No podía mirar las cosas tan audazmente como él.
—Sí, cuando salí.., cuando salí de la casa.
—¡Oh, sí!, pero he olvidado por qué lo hiciste.
—¿Lo ha olvidado? —inquirió con la suave extravagancia de un reproche infantil—. ¡Cómo! ¡Si fue para mostrarle de qué era capaz!
—¡Ah, sí, de qué eras capaz!
—Y puedo hacerlo otra vez.
Pensé que lo mejor sería mantenerme reservada.
—Desde luego. Pero no lo harás.
—No, no haré eso de nuevo. Aunque eso no fue nada.
—No fue nada —dije—. Pero démonos prisa.
Él volvió a caminar a mi lado, pasando su mano bajo mi brazo.
—Entonces, ¿cuándo volveré a la escuela?
Al volverme a mirarlo, adopté mi aire de mayor responsabilidad.
—¿Era feliz allá?
Lo pensó durante unos segundos.
—Yo soy feliz en cualquier parte.
—Entonces —lo interrumpí—, si eres feliz aquí…
—¡Oh, eso no es todo! Desde luego, usted sabe mucho…
—Pero tú supones que sabes casi tanto como yo, ¿verdad? —me atreví a preguntarle cuando hizo una pausa.

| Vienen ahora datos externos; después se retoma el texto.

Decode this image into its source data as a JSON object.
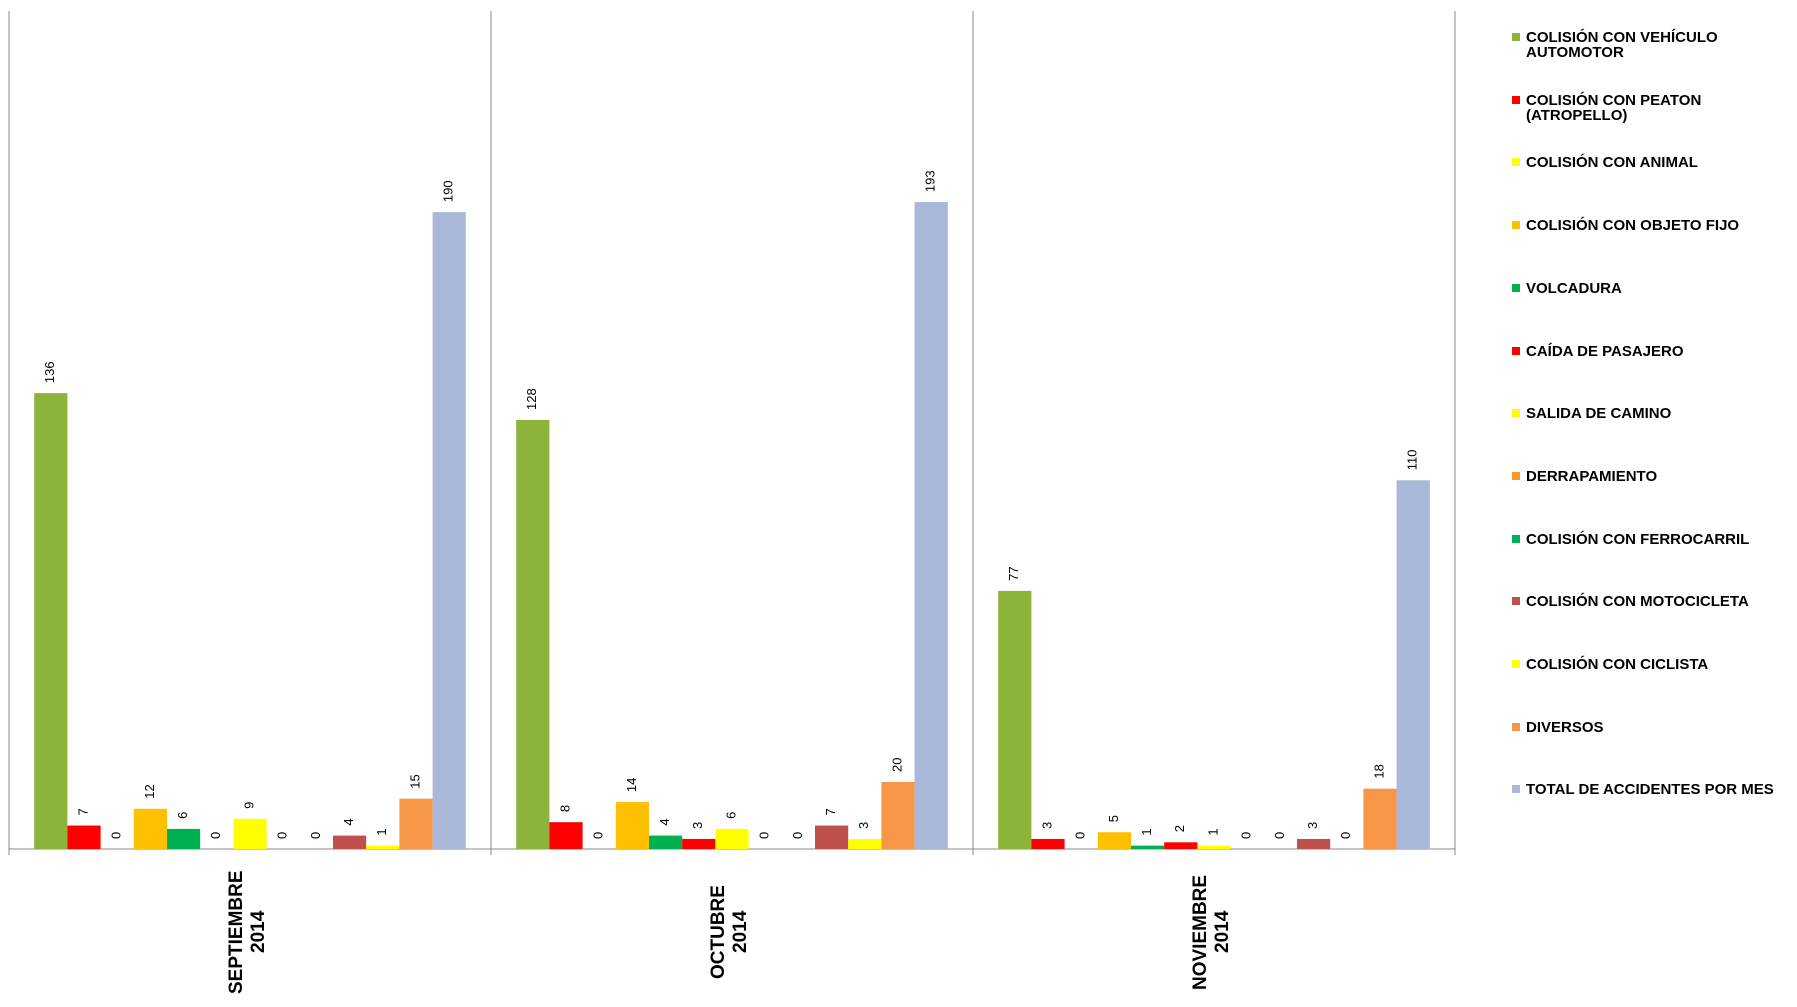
{
  "chart_data": {
    "type": "bar",
    "categories": [
      "SEPTIEMBRE 2014",
      "OCTUBRE 2014",
      "NOVIEMBRE 2014"
    ],
    "ylim": [
      0,
      250
    ],
    "series": [
      {
        "name": "COLISIÓN  CON  VEHÍCULO AUTOMOTOR",
        "color": "#8db33a",
        "values": [
          136,
          128,
          77
        ]
      },
      {
        "name": "COLISIÓN CON PEATON (ATROPELLO)",
        "color": "#ff0000",
        "values": [
          7,
          8,
          3
        ]
      },
      {
        "name": "COLISIÓN CON ANIMAL",
        "color": "#ffff00",
        "values": [
          0,
          0,
          0
        ]
      },
      {
        "name": "COLISIÓN CON OBJETO FIJO",
        "color": "#ffc000",
        "values": [
          12,
          14,
          5
        ]
      },
      {
        "name": "VOLCADURA",
        "color": "#00b050",
        "values": [
          6,
          4,
          1
        ]
      },
      {
        "name": "CAÍDA DE PASAJERO",
        "color": "#ff0000",
        "values": [
          0,
          3,
          2
        ]
      },
      {
        "name": "SALIDA DE CAMINO",
        "color": "#ffff00",
        "values": [
          9,
          6,
          1
        ]
      },
      {
        "name": "DERRAPAMIENTO",
        "color": "#f59a23",
        "values": [
          0,
          0,
          0
        ]
      },
      {
        "name": "COLISIÓN CON FERROCARRIL",
        "color": "#00b050",
        "values": [
          0,
          0,
          0
        ]
      },
      {
        "name": "COLISIÓN CON MOTOCICLETA",
        "color": "#c0504d",
        "values": [
          4,
          7,
          3
        ]
      },
      {
        "name": "COLISIÓN CON CICLISTA",
        "color": "#ffff00",
        "values": [
          1,
          3,
          0
        ]
      },
      {
        "name": "DIVERSOS",
        "color": "#f79646",
        "values": [
          15,
          20,
          18
        ]
      },
      {
        "name": "TOTAL DE ACCIDENTES POR MES",
        "color": "#a9b8d8",
        "values": [
          190,
          193,
          110
        ]
      }
    ]
  }
}
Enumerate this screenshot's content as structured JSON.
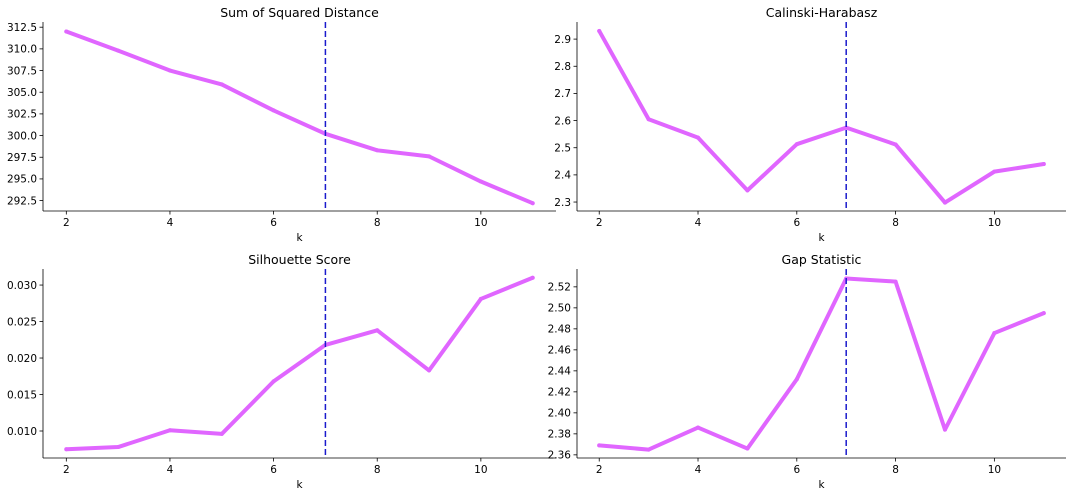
{
  "style": {
    "line_color": "#e066ff",
    "vline_color": "#1a1acc"
  },
  "chart_data": [
    {
      "type": "line",
      "title": "Sum of Squared Distance",
      "xlabel": "k",
      "ylabel": "",
      "x": [
        2,
        3,
        4,
        5,
        6,
        7,
        8,
        9,
        10,
        11
      ],
      "series": [
        {
          "values": [
            312.0,
            309.8,
            307.5,
            305.9,
            302.9,
            300.2,
            298.3,
            297.6,
            294.7,
            292.2
          ]
        }
      ],
      "xlim": [
        1.55,
        11.45
      ],
      "ylim": [
        291.3,
        313.1
      ],
      "xticks": [
        2,
        4,
        6,
        8,
        10
      ],
      "yticks": [
        292.5,
        295.0,
        297.5,
        300.0,
        302.5,
        305.0,
        307.5,
        310.0,
        312.5
      ],
      "ytick_decimals": 1,
      "vline_x": 7,
      "grid": false
    },
    {
      "type": "line",
      "title": "Calinski-Harabasz",
      "xlabel": "k",
      "ylabel": "",
      "x": [
        2,
        3,
        4,
        5,
        6,
        7,
        8,
        9,
        10,
        11
      ],
      "series": [
        {
          "values": [
            2.93,
            2.605,
            2.537,
            2.343,
            2.513,
            2.574,
            2.512,
            2.298,
            2.412,
            2.44
          ]
        }
      ],
      "xlim": [
        1.55,
        11.45
      ],
      "ylim": [
        2.267,
        2.963
      ],
      "xticks": [
        2,
        4,
        6,
        8,
        10
      ],
      "yticks": [
        2.3,
        2.4,
        2.5,
        2.6,
        2.7,
        2.8,
        2.9
      ],
      "ytick_decimals": 1,
      "vline_x": 7,
      "grid": false
    },
    {
      "type": "line",
      "title": "Silhouette Score",
      "xlabel": "k",
      "ylabel": "",
      "x": [
        2,
        3,
        4,
        5,
        6,
        7,
        8,
        9,
        10,
        11
      ],
      "series": [
        {
          "values": [
            0.0075,
            0.0078,
            0.0101,
            0.0096,
            0.0168,
            0.0218,
            0.0238,
            0.0183,
            0.0281,
            0.031
          ]
        }
      ],
      "xlim": [
        1.55,
        11.45
      ],
      "ylim": [
        0.0063,
        0.0322
      ],
      "xticks": [
        2,
        4,
        6,
        8,
        10
      ],
      "yticks": [
        0.01,
        0.015,
        0.02,
        0.025,
        0.03
      ],
      "ytick_decimals": 3,
      "vline_x": 7,
      "grid": false
    },
    {
      "type": "line",
      "title": "Gap Statistic",
      "xlabel": "k",
      "ylabel": "",
      "x": [
        2,
        3,
        4,
        5,
        6,
        7,
        8,
        9,
        10,
        11
      ],
      "series": [
        {
          "values": [
            2.369,
            2.365,
            2.386,
            2.366,
            2.432,
            2.528,
            2.525,
            2.384,
            2.476,
            2.495
          ]
        }
      ],
      "xlim": [
        1.55,
        11.45
      ],
      "ylim": [
        2.357,
        2.537
      ],
      "xticks": [
        2,
        4,
        6,
        8,
        10
      ],
      "yticks": [
        2.36,
        2.38,
        2.4,
        2.42,
        2.44,
        2.46,
        2.48,
        2.5,
        2.52
      ],
      "ytick_decimals": 2,
      "vline_x": 7,
      "grid": false
    }
  ]
}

—¡No sé ni la mitad de lo que quisiera! —admitió Miles honradamente—. Pero no es de eso de lo que se trata…
—¿De qué, entonces?
—Bueno… Quiero conocer un poco más de la vida.
—Ya veo, ya veo.
Habíamos llegado a un sitio desde el cual se podía ver la iglesia y a varias personas, entre ellas algunos miembros de la servidumbre de Bly, agrupados junto a la puerta para cedernos el paso a nuestra llegada. Apresuré la marcha. Quería llegar a la iglesia antes de que la conversación que sosteníamos alcanzara mayores honduras; pensaba, con avidez, que durante más de una hora él tendría que permanecer en silencio; y pensé también, con satisfacción, en la relativa penumbra del templo y la ayuda casi espiritual que me presentaría el cojín en que apoyaría las rodillas. Parecía que estuviera yo disputando una carrera con la confusión a la que él trataba de reducirme, y creo que llegó a vencerme cuando, antes de que entráramos en el atrio de la iglesia me dijo:
—¡Quiero estar con mis iguales!
Aquello me hizo literalmente dar un salto.
—No existen muchos que puedan igualarte, Miles —dije, y me eché a reír—. Salvo, tal vez, la pequeña y adorable Flora.
—¿Me está usted comparando con una niñita?
Aquella pregunta me tomó por sorpresa.
—¿Es que no quieres a nuestra dulce Flora?